NFL teams over the salary cap see the bridge fast approaching. The New Orleans Saints, forced to shed $20 million to get under the weight limit before the new league year begins Tuesday, are one of them.
And as the organization started to do so this Wednesday, veteran running back Pierre Thomas was the first to be let go.
Thomas didn’t weigh heavily against the cap. But by the time the 30-year-old was released, $1.7 million in cap savings and $830,000 in dead money were all that remained from the three-year, $6.9 million contract he restructured last March.
He was one of eight Saints players left from the Super Bowl XLIV team, a team he proved integral to both before and after his 16-yard touchdown screen gave New Orleans a 13-10 lead five Februaries ago. And he could be one player the New England Patriots find interest in after this February’s team.
New England heads into free agency with dominoes yet to fall went it comes to cornerback Darrelle Revis’ 20 million option, the potential restructure of receiver Danny Amendola’s deal or linebacker Jerod Mayo’s, as well as the looming unrestricted free agency of free safety Devin McCourty.
Defensive tackle and team captain Vince Wilfork announced Thursday that the Patriots will not pick up his two-year option. But there are more dominoes in play as the organization vies to get under the adjusted cap number.
One of them resides in the hands of halfback Shane Vereen, who, along with fellow Patriots rusher Stevan Ridley, are also scheduled to become unrestricted free agents in the coming week.
The availability of Thomas could present New England with an alternative to the 2011 second-round pick out of California more so than the third-round pick out LSU. Yet that alternative, four years older, one inch taller and 10 pounds heavier, is something to consider. It is something of a contingency plan, should Vereen not return to the team that drafted him four years ago, and the one he caught 11 passes for last month.
Thomas draws some semblance in terms of role. But he’s a different kind of player cut out for that role. He isn’t electrifying. He isn’t a mismatch out wide. What he is, is in a sense, indicative of the way he entered the league.
Not invited to the NFL Scouting Combine and not drafted by an NFL team in 2007, the Illinois product made his home in New Orleans by doing the little things. Those little things made him an every-phase player. His impact on special teams, as well as his impact as a pass blocker, a receiver and a rusher, kept him there for eight seasons.
Thomas carved his place, whether it be as a returner during his early years, or as a third-down threat from “11” personnel in his later years. Throughout, he finished plays low to the ground with his legs still churning.
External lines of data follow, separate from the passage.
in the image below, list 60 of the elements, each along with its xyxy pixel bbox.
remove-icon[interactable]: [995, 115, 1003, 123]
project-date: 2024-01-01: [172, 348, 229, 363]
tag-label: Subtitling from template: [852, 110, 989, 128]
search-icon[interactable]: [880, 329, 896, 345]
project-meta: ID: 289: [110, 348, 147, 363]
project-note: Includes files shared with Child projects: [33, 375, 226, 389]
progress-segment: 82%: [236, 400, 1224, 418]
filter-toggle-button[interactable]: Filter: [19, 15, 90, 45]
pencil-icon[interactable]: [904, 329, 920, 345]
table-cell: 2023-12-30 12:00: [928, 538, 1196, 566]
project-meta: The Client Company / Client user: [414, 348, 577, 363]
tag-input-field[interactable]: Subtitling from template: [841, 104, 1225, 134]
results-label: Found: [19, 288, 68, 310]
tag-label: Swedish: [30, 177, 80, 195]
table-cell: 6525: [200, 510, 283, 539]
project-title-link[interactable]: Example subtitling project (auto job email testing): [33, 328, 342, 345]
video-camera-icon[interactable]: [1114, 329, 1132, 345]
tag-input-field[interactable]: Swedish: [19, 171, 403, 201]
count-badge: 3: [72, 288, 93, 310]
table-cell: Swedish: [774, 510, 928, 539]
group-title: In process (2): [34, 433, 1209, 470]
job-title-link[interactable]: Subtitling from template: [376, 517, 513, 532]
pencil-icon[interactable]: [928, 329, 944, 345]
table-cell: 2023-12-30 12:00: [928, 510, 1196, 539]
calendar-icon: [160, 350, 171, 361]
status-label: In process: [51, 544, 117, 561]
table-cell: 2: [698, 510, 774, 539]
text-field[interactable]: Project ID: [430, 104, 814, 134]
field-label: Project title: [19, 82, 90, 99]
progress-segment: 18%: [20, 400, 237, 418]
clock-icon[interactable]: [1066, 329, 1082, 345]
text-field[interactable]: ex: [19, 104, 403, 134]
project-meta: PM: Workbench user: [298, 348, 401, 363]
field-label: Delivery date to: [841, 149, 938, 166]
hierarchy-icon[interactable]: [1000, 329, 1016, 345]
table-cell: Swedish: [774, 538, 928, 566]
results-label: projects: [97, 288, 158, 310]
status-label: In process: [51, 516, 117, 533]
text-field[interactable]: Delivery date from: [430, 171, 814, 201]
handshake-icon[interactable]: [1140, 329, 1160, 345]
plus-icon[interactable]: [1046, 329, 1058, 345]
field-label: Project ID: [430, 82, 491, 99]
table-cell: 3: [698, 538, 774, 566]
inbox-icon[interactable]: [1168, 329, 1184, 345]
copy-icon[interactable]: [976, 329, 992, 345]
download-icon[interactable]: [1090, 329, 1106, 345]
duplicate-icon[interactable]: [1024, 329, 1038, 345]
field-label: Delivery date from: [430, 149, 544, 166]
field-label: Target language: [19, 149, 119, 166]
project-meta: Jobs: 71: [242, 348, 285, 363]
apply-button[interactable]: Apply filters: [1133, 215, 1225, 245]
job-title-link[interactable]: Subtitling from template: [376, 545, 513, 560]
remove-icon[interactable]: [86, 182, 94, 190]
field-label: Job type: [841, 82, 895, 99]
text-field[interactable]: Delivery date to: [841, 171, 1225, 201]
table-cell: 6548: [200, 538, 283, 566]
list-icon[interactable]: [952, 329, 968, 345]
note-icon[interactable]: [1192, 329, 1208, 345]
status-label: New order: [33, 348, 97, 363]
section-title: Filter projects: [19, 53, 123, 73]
And from beginning to end, he finished having played in 105 regular-season games for the Saints, amassing 3,745 rushing yards on 818 carries, 2,608 yards on 327 catches, and 40 total touchdowns.
He rushed for 4.8 yards per carry in five of his campaigns with New Orleans, and 4.9 as recently as 2014. And although it was also in 2014 that Thomas was limited to a career-low 222 rushing yards, catching as many passes – 45 – as carries he had handled, he pieced together a career-high 34.4 receiving yards per game.
One turn back to quarterback Drew Brees at a time, the high-percentage plays added up. The season, though, did not add up to what it could have.
The 5-foot-11, 215-pound back missed five games because of foot and rib injuries. The latter ultimately sent him to injured reserve before Week 17, as he quietly left in the middle of his final game as a member of the Saints.
Quietly, he left the Saints fourth in franchise history in rushing yards, sixth in receptions, and 14th in receiving yards.
There’s reason to believe what he has left should continue to translate not far from the way it already has. When healthy, Thomas has been reliability. He had missed one game over his previous three seasons heading into 2014, but it’s his steadiness out of the backfield, his blitz pickup, his ball security, and what he’s done to provide another layer to a rotation that has kept him going.
Thomas’ greatest runs in a Saints uniform were without finesse or breakaway speed; they were subtle. They were smooth more than they were sudden. His patience to allow the blocks on his slip screens to develop, his agility to shift just enough into space, his vision to run by tackles, his strength and balance to bounce off of them – all of which are still part of his mold.
And should the Patriots’ backfield take on a new shape, his mold could be fit for it.